大夫?兩字入耳,傾歌心一頓,他竟然給她找了大夫。她雖已做他的侍女一月了,可也不過偶爾打掃下屋子,做下雜活。墨子央,喜靜,不喜人擾,故此兩人說過的話語,想來也沒有今天來的多,可爲何?雙眼滿是不解的半眯起,還有,她是怎麽來到這裏的。
疑問于心中堆積,想問出口,卻不知怎麽開口,隻能強自咽了下去,傾歌恭敬道:“奴婢多謝丞相。”目光微垂,看着那一白袍,也罷,他是丞相,他都開口了,她又怎去拒絕。

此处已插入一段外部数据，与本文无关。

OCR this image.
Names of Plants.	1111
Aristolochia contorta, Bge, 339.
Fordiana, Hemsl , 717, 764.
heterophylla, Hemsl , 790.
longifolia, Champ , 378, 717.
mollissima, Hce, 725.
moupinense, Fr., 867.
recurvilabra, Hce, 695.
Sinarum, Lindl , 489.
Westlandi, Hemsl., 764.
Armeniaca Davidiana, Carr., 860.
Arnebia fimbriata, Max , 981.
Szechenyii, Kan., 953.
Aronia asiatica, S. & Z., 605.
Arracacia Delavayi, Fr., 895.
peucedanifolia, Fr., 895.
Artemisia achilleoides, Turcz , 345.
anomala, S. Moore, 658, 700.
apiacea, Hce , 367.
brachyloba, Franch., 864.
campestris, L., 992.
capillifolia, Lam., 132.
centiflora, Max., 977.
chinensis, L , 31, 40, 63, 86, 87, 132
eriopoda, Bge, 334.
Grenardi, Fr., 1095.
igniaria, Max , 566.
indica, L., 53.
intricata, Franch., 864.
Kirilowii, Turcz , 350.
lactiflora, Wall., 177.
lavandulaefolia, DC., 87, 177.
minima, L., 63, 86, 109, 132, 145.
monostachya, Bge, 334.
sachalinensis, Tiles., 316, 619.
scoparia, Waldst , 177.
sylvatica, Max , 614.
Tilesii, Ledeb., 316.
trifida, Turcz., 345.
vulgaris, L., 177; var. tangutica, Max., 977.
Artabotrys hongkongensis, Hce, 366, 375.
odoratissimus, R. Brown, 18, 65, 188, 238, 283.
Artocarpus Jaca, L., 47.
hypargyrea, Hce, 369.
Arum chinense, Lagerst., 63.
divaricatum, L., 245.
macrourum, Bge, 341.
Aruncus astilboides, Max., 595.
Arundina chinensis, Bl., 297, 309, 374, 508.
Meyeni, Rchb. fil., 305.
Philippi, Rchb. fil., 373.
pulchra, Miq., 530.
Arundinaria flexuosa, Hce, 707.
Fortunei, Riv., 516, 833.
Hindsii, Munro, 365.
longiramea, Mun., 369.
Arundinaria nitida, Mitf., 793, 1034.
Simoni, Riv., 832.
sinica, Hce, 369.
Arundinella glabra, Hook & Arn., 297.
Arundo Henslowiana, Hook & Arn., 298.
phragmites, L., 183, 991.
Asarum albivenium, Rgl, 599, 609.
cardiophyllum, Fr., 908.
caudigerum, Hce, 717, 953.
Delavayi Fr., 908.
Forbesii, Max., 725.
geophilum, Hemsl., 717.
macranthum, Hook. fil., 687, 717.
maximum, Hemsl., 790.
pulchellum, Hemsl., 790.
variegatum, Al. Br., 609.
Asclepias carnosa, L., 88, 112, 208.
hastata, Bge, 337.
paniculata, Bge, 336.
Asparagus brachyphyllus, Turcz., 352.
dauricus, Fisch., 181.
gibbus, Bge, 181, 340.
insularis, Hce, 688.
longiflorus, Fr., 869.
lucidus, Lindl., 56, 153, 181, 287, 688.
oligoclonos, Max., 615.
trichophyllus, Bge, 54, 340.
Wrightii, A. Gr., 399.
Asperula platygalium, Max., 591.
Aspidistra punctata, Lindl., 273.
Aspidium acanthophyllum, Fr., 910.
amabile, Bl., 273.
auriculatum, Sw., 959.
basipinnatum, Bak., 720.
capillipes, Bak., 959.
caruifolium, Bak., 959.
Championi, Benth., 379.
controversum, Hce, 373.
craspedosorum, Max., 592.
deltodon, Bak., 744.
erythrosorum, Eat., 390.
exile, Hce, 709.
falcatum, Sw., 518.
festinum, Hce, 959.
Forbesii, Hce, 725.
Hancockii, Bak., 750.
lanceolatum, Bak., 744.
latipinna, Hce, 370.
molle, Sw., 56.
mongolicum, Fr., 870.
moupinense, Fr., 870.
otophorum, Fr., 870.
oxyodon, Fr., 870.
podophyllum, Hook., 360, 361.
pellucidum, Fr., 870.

“你先好生休息着,我先出去了。”墨子央溫潤一笑,眉眼間明明是高貴翩然的,可莫名因了那顆紅痣,頓生出一種邪氣,兩股氣質碰撞,可卻又順眼的很。
傾歌看着他,眸光略微有些一顫,頓了頓,福身道:“是。”
墨子央轉過身子,向門口走去,跨出門檻的同時,轉身關上門的動作,卻是略有一頓,手撫上門,伴着一絲抖動,目光微垂。有些事,你不想做,卻必須去做。心間一歎,手卻已把門合上。
這屋子雖是把寒風隔開,可依舊還是有些冷意,傾歌轉過身子,本是想回到那床上去,卻是沒有想到……
手腕處突然出現一隻手,硬生生把她拽了過去,跌落自那稍顯溫意的懷中。窗戶敞開,風襲進,那一襲紅衣随風搖曳,墜入目光。
傾歌仰起頭,看着那張妖魅的臉,眉間一皺,冷聲道:“離情,給我放手!”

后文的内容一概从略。